SB 155 would extend the amount of time that Wisconsin assisted living communities, nursing homes and managed care organizations would have to notify residents of pending eviction or relocation. Introduced last fall, the original bill called for extending those notifications from 30 days to 90 days, but a recent amendment reduced the timeframe to 60 days. 

All resident relocations are conducted with oversight from the state Department of Health Services, and communities and facilities must follow an intricate and detailed relocation process, Rick Abrams, CEO of the Wisconsin Health Care Association / Wisconsin Center for Assisted Living, told McKnight’s Senior Living

“You can extend the notice or reduce it — it doesn’t address what is a highly emotional and stressful issue,” Abrams said. “The bottom line is, nobody is going to get relocated until a suitable, alternative placement is found.”

Abrams said that he has concerns that a perception exists that if a placement isn’t found in 30 days, then a provider is going to place a resident in a taxi and send the person away from a community, something he said is not true.

Relocations, he said, typically arise for one of three reasons: 1) the community or facility is closing, 2) a formerly private-pay resident has converted to Medicaid but the community or facility already is at capacity for Medicaid recipients, or 3) the community or facility was unsuccessful in negotiating a fair payment rate with the resident’s managed care organization under Family Care/Medicaid, Wisonsins’ home- and community-based waiver program.

The Family Care estimate in the most recent state budget used $13.02 as the median hourly wage for caregivers, whereas the current market calls for closer to between  $17 and $20 per hour, Wisconsin Assisted Living Association President and CEO Mike Pochowski told McKnight’s Senior Living. 

“Medicaid program cost inconsistencies like this have led to strains in provider reimbursement, a situation that has led some providers to exit the Family Care program,” he said. “The legislation is attempting to deal with a symptom of the actual problem, an underfunded Family Care program that does not recognize market wages and the true cost of providing care.”

SB 155, Abrams previously told McKnight’s Senior Living, does not address the surprise notice of discharge, which often is overlooked in admission agreements.

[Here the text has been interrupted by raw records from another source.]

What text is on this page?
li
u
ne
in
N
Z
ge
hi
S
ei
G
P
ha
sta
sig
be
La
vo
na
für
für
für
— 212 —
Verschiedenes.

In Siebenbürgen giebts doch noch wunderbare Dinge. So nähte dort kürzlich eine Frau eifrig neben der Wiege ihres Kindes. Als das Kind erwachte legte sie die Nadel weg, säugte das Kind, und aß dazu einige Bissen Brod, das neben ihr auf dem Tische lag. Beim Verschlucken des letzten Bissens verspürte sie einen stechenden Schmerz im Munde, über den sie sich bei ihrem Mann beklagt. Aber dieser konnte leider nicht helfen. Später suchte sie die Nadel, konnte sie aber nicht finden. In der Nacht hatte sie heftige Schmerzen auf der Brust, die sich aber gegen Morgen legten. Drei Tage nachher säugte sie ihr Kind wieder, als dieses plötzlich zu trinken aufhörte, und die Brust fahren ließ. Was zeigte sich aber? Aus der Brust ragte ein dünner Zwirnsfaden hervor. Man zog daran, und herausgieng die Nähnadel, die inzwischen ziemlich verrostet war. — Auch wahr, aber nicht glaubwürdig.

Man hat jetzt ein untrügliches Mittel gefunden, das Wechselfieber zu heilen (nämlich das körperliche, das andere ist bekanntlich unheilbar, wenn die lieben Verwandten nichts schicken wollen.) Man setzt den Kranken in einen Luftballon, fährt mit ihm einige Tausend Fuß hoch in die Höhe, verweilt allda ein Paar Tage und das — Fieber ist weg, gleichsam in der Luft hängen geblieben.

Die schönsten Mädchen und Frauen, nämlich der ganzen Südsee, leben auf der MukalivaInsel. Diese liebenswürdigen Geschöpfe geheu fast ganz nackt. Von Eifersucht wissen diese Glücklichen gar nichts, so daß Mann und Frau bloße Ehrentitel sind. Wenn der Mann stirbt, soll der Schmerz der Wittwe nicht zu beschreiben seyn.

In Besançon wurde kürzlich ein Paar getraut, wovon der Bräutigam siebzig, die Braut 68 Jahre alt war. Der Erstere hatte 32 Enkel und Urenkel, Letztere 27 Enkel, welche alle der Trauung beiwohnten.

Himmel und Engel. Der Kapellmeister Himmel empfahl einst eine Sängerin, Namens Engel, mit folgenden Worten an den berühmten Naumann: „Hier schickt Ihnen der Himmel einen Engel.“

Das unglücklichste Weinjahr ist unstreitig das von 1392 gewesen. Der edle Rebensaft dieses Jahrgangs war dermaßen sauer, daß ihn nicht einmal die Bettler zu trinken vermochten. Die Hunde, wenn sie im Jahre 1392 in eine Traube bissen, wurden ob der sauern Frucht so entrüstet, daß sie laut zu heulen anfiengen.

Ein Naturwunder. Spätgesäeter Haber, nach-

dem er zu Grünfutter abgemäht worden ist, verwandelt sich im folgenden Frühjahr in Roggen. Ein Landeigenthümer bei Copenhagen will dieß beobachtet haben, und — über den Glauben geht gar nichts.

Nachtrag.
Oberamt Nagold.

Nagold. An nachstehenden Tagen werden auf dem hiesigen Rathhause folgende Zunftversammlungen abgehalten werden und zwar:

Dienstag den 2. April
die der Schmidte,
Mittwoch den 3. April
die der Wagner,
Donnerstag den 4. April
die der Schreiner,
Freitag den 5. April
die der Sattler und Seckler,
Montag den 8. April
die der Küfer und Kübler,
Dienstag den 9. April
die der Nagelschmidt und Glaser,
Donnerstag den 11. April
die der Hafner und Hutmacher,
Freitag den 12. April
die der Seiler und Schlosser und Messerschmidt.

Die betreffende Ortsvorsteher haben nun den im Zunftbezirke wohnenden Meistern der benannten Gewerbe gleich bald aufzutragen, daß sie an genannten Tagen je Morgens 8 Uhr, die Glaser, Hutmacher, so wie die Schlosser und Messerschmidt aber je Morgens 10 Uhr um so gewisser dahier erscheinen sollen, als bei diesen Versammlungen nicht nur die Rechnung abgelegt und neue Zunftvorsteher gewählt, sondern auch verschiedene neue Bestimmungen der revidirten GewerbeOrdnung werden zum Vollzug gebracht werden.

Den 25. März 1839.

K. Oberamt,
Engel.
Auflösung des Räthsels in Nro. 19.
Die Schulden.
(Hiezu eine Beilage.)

Extending the notice, he said, is of marginal use in addressing the surprise factor for families and residents and is impractical from an immediate community/facility closure standpoint if the closure is the result of lack of operating funds, placing residents at risk of not receiving the care and services they need.

The extension, he added, also can provide an incentive for a managed care organization that is in the midst of negotiations with an assisted living community to walk away from the table earlier in the process.

Calling involuntary discharges “exceptionally rare and extremely unfortunate,” LeadingAge Wisconsin Vice President of Financial & Regulatory Services Rene Eastman shared her testimony before the state Senate Committee on Health. She said that if an involuntary discharge occurs for economic reasons, then member organizations “will always provide their residents with as much time as possible to secure alternative care and will do so at their own significant expense because it is the right thing to do.”

“The Family Care system is broken,” Eastman testified. “It fails to provide caregivers with a means to obtain reimbursement for services provided reasonably related to the cost of quality care. All too often, providers who threaten discharges are needing to do so as a ‘negotiation’ tactic to extract fair treatment from a managed care organization.”

Eastman said that this is why a minimum fee schedule for home- and community-based services in Wisconsin is needed.

“Family Care managed care organizations are too often reactive in care planning and not proactively planning for resident acuity level changes,” she said. “Provider regulations and caregiver shortages also place limitations on what can be done for a resident at any particular licensed setting.”

To make up for those Medicaid residents in the past, private-pay residents saw their rents rise. LeadingAge Wisconsin, however, said that such increases no longer are sustainable for those residents.